Standpunt van verweerder
2.1
Volgens verweerder past het gebruik van het bijgebouw als B&B niet binnen het geldende bestemmingsplan. Artikel 19.1 van het bestemmingsplan bepaalt wat onder de bestemming ‘Wonen’ valt en een B&B staat daar niet bij. Op grond van artikel 2.1, eerste lid, onder c, van de Wet algemene bepalingen omgevingsrecht (hierna: Wabo) is daarom een omgevingsvergunning nodig voor het toestaan van het gebruik in strijd met het bestemmingsplan.
2.2
Verweerder stelt zich op het standpunt dat de vergunning verleend kan worden via de afwijkingsbevoegdheid uit het bestemmingsplan. Op grond van artikel 32.2 van het bestemmingsplan mag op percelen waar een woning is toegestaan voor een B&B worden afgeweken van de regels uit het bestemmingsplan als aan bepaalde voorwaarden is voldaan. Op het perceel van [naam 1] is een woning toegestaan. [naam 1] wil een B&B exploiteren op het perceel en aan de voorwaarden is volgens verweerder voldaan. De vergunning is daarom via de binnenplanse afwijkingsmogelijkheid als bedoeld in artikel 2.12, eerste lid, onder a, sub 1, van de Wabo verleend.
2.3
Er is volgens verweerder geen onevenredige inbreuk op de woonsituatie van de omwonenden of op de parkeergelegenheid. Overlastmeldingen zijn niet binnengekomen en [naam 1] exploiteert de B&B niet het hele jaar door. Ook geldt er een huishoudelijk reglement in de B&B. Verder zijn de percelen zodanig ruim opgezet dat geluidsoverlast niet te verwachten is. Enige inbreuk op de privacy en geluid van de omgeving moeten de omwonenden volgens verweerder ook accepteren, omdat zij in een stedelijke omgeving wonen. [naam 1] heeft verder verklaard dat er voldoende auto’s op zijn perceel kunnen parkeren. Er zijn vier parkeerplaatsen gerealiseerd aan de voorzijde van de hoofdwoning en op de oprit kunnen nog meerdere auto’s staan.
2.4
Verder stelt verweerder zich op het standpunt dat het bijgebouw dat door [naam 1] gerealiseerd is voor de B&B vergunningvrij is. Op grond van artikel 2, derde lid, van bijlage II van het Besluit omgevingsrecht (Bor) is een bouwwerk vergunningvrij als dat (onder andere):
  • (voor zover het op meer dan vier meter afstand van het hoofdgebouw staat) functioneel ondergeschikt is aan het hoofdgebouw; en
  • de totale oppervlakte van alle bijgebouwen binnen bepaalde grenzen blijft.

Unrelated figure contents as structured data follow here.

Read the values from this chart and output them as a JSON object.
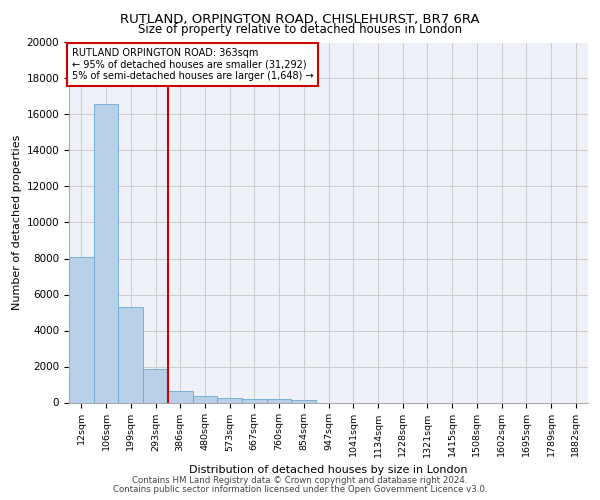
{
  "title1": "RUTLAND, ORPINGTON ROAD, CHISLEHURST, BR7 6RA",
  "title2": "Size of property relative to detached houses in London",
  "xlabel": "Distribution of detached houses by size in London",
  "ylabel": "Number of detached properties",
  "categories": [
    "12sqm",
    "106sqm",
    "199sqm",
    "293sqm",
    "386sqm",
    "480sqm",
    "573sqm",
    "667sqm",
    "760sqm",
    "854sqm",
    "947sqm",
    "1041sqm",
    "1134sqm",
    "1228sqm",
    "1321sqm",
    "1415sqm",
    "1508sqm",
    "1602sqm",
    "1695sqm",
    "1789sqm",
    "1882sqm"
  ],
  "values": [
    8100,
    16600,
    5300,
    1850,
    650,
    350,
    270,
    210,
    170,
    130,
    0,
    0,
    0,
    0,
    0,
    0,
    0,
    0,
    0,
    0,
    0
  ],
  "bar_color": "#b8d0e8",
  "bar_edge_color": "#6aaad4",
  "grid_color": "#cccccc",
  "vline_x": 3.5,
  "vline_color": "#cc0000",
  "annotation_box_color": "#cc0000",
  "annotation_lines": [
    "RUTLAND ORPINGTON ROAD: 363sqm",
    "← 95% of detached houses are smaller (31,292)",
    "5% of semi-detached houses are larger (1,648) →"
  ],
  "ylim": [
    0,
    20000
  ],
  "yticks": [
    0,
    2000,
    4000,
    6000,
    8000,
    10000,
    12000,
    14000,
    16000,
    18000,
    20000
  ],
  "footer1": "Contains HM Land Registry data © Crown copyright and database right 2024.",
  "footer2": "Contains public sector information licensed under the Open Government Licence v3.0.",
  "bg_color": "#eef2f8"
}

Volgens verweerder is aan die eisen voldaan. Het bijgebouw staat op 26 meter afstand van de hoofdwoning en de totale oppervlakte van de bijgebouwen blijft binnen de eisen. Het gebruik als B&B is ondergeschikt aan de hoofdwoning, omdat een B&B alleen kan als er ook een woning op het perceel staat. De B&B is voor het ontbijt afhankelijk van de hoofdbewoner. Daarom is volgens verweerder voor de bouw van het bijgebouw geen omgevingsvergunning nodig.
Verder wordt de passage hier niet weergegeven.